Letzteres ist aber eine Spezialität der reaktionären Kräfte wie der AfD. Klimawandel und Pandemien gibt es bei denen nicht, weil sie keine Lösungen haben. Die AfD hat keine Ahnung wie sie mit steigenden Lebensmittelpreisen umgeht, aber sie redet sehr viel darüber, wie sie gegenderte Sprache bekämpfen, Migranten schikanieren oder Transmenschen auf die “richtige” Toilette zwingen wollen. Sie präsentieren viele Meinungen, aber kaum Lösungen. Letzteres ist ja auch deutlich schwieriger.

Und dennoch verfängt dieser Kopf-in-den-Sand-Ansatz in Zeiten großer Veränderungen bei vielen konservativen Wählern. Da scheint es auf den ersten Blick die einfache Antwort zu sein, diesen Wählern bei der CDU etwas zu bieten, indem man die gleichen Ressentiments bedient, zum Beispiel auf den Grünen herumhackt. Das Problem ist aber, dass die Reaktionären das einfach so viel besser drauf haben, als die Konservativen. Wenn dann die CDU die AfD-Positionen adelt, indem sie sich ernsthaft damit auseinander setzen, gewinnt am Ende nur die AfD, nicht die CDU.

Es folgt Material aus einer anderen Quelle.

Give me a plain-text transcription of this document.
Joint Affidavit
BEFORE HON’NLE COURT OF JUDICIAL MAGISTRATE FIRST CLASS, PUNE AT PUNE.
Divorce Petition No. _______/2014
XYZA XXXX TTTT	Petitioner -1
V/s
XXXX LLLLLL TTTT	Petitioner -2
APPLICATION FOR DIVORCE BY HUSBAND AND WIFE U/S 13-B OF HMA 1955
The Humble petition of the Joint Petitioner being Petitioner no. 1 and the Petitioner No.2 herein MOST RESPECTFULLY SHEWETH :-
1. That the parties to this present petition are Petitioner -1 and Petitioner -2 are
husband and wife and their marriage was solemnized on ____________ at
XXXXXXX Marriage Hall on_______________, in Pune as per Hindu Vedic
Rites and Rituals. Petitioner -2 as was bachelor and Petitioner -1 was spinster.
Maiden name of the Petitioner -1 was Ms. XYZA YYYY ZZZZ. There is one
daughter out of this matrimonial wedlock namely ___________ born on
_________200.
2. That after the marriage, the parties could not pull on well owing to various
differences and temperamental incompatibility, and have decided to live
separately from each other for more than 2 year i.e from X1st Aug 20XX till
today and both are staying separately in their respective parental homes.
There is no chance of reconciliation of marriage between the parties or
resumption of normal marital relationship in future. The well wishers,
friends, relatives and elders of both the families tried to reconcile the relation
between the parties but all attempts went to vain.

Den konservativen Kräfte von CDU über CSU bis Freie Wähler bleibt also nur die andere Option: Lösungen präsentieren. Denn hier liegt der große Vorteil erfahrener, gut vernetzter politischer Gruppierungen wie der CDU. Elektroautos und Wärmepumpen zum Beispiel hätte sich die Union schon längst zu eigen machen sollen. “Du kannst dein Wohnzimmer immer noch auf 26°C heizen, du musst nur eine effiziente Heizung einbauen!” oder “Du musst nicht auf’s Auto verzichten, du musst nur Strom statt Diesel tanken!” sind extrem konservative Positionen. Natürlich sind auch diese mit Veränderungen verbunden, aber halt bei Weitem nicht so großen. Und auch Konservative können sich weiterentwickeln, sonst wären sie alle auch heute noch Monarchisten.

Sind solche Mini-Ansätze ausreichend? Nicht wenn man mich fragt, aber ich bin eben auch kein Konservativer. Zu erwarten, dass die CDU morgen effiziente Wohn- und Verkehrsräume fordert, auch wenn sie zu Lasten von Einfamilienhäusern im Grünen und Privat-PKWs gehen, ist unrealistisch. Konservative spielen eine andere Rolle im politischen Wettstreit der Ideen. Der entscheidende Punkt ist, dass sie in diesen Wettstreit der Ideen einsteigen und die anderen demokratischen Parteien vor sich her treiben, statt immer weiter im Sumpf der Ignoranz von Klima- und Pandemieleugnern zu versinken. Dann klappt’s auch damit die AfD wieder in ihre Schranken zu verweisen.